The playwright Gail Louw sent it to me. While reading it, I became obsessed with the idea: “What would I have done in that circumstance?” I think that’s the question we can ask the audience.
How close is the play to Peter Wyden’s first-hand biography, Stella?
Very close. But Wyden’s book was very subjective. He was a former schoolmate who’d escaped Nazi Germany and as a boy he had been madly in love with Stella. She was the Marilyn of the school! So, with Gail’s play, it was great to have a Jewish woman’s point of view. It’s extraordinarily nuanced and presents a complex, multi-layered view of both Stella’s circumstances and the times.
She was a very successful “Greifer” (catcher) helping the Gestapo arrest countless fellow underground Jews. How did she do it?
As a former pupil of the Jewish Goldschmidt School she knew a lot of potential targets in Berlin. She used her cover as an “U-boat” (underground Jew) and met fellow Jews in hiding, promising them food coupons or “a way to escape”. She’d arrange to meet them, then bring the Gestapo in. The amount of people she actually helped catch ranges from the hundreds to the thousands. There’s a lot of hotly contested information about Stella out there.
She was lured into collaboration through torture and the promise her parents would be spared. But how do you explain that she carried on, even after the Nazis actually murdered her family?
I don’t know whether anyone can explain it. After her parents (and later, her first husband, Manfred Kübler) were murdered in a camp, she carried on – more ferociously so. But then, she’d been tortured and isolated and could have suffered psychological damage like a form of post-traumatic stress disorder or Stockholm Syndrome… who knows? She was a beautiful blue-eyed blonde, and she was obsessed with the idea of looking and passing as Aryan. She’d sang with a jazz band before the War and craved a career where she wasn’t identified as Jewish.

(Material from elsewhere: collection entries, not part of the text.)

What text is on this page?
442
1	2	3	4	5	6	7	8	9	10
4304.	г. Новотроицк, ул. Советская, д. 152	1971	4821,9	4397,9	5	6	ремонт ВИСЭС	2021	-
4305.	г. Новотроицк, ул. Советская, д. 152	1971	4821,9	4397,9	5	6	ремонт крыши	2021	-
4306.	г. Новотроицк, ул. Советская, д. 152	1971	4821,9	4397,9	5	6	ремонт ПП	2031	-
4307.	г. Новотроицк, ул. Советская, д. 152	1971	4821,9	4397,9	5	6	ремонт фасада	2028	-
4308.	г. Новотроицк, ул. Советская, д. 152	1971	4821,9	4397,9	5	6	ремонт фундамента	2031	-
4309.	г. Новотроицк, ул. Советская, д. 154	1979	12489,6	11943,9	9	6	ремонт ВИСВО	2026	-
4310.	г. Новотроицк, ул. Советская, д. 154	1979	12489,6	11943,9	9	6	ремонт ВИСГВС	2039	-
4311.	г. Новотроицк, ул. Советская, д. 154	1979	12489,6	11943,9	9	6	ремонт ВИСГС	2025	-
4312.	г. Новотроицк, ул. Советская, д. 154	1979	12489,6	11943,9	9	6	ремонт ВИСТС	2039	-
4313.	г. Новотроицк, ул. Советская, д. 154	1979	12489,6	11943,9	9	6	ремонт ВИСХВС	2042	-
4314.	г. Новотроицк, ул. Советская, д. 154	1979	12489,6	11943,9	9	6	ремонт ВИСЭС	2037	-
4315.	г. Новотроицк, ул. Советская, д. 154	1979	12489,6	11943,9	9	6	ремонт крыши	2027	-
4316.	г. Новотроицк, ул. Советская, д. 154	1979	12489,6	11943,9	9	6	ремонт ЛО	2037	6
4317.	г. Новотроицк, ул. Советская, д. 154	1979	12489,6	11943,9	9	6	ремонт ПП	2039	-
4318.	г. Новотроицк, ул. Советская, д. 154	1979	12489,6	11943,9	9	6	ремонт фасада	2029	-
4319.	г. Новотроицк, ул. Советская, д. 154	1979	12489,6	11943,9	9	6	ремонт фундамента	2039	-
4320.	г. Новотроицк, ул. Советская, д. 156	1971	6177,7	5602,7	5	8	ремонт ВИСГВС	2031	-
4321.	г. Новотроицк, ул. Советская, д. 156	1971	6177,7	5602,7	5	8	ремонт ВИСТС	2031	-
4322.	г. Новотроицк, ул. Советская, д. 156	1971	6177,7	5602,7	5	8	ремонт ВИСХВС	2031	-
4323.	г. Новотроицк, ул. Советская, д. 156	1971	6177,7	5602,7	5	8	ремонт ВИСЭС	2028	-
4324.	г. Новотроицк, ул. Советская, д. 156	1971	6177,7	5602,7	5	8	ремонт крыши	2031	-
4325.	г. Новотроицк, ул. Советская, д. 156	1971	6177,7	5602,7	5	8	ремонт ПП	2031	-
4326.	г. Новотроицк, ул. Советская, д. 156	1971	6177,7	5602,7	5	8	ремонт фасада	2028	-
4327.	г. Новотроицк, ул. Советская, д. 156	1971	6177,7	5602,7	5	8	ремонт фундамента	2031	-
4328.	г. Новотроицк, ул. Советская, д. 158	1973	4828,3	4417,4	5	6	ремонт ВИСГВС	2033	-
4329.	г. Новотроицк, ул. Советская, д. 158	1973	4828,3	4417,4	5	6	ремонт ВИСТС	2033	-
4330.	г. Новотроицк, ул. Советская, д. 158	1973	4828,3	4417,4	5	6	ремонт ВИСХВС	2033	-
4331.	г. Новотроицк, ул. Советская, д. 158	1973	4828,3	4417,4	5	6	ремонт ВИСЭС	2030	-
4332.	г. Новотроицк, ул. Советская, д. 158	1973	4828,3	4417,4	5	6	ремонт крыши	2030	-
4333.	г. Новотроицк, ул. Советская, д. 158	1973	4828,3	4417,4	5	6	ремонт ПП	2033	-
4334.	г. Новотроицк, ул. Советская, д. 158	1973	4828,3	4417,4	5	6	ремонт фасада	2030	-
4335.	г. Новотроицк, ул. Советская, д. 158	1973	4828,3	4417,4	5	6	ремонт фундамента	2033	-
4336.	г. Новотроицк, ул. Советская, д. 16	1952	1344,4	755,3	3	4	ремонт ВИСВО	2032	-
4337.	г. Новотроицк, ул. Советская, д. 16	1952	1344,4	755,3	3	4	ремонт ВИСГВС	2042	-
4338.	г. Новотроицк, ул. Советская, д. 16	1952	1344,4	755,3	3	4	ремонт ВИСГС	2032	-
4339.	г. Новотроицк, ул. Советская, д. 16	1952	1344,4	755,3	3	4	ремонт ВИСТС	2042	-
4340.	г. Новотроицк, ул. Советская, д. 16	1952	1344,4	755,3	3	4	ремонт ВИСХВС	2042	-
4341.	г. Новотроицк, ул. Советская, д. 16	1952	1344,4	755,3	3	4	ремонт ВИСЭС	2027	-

The play has been produced across the world, including the UK, USA, South Africa and New Zealand, but never in Germany. Was there any resistance to putting this play on in Berlin?
It’s interesting because a few theaters we approached said: “We’re not sure about the material, we would have to think about it.” That was really the long no. So, Dulcie Smart [who stars as Stella] and I decided to produce it ourselves. We also heard: “Why do you want to show a bad Jew during this time of antisemitism?” But it’s not about the monster in her, it’s about the monsters who created her.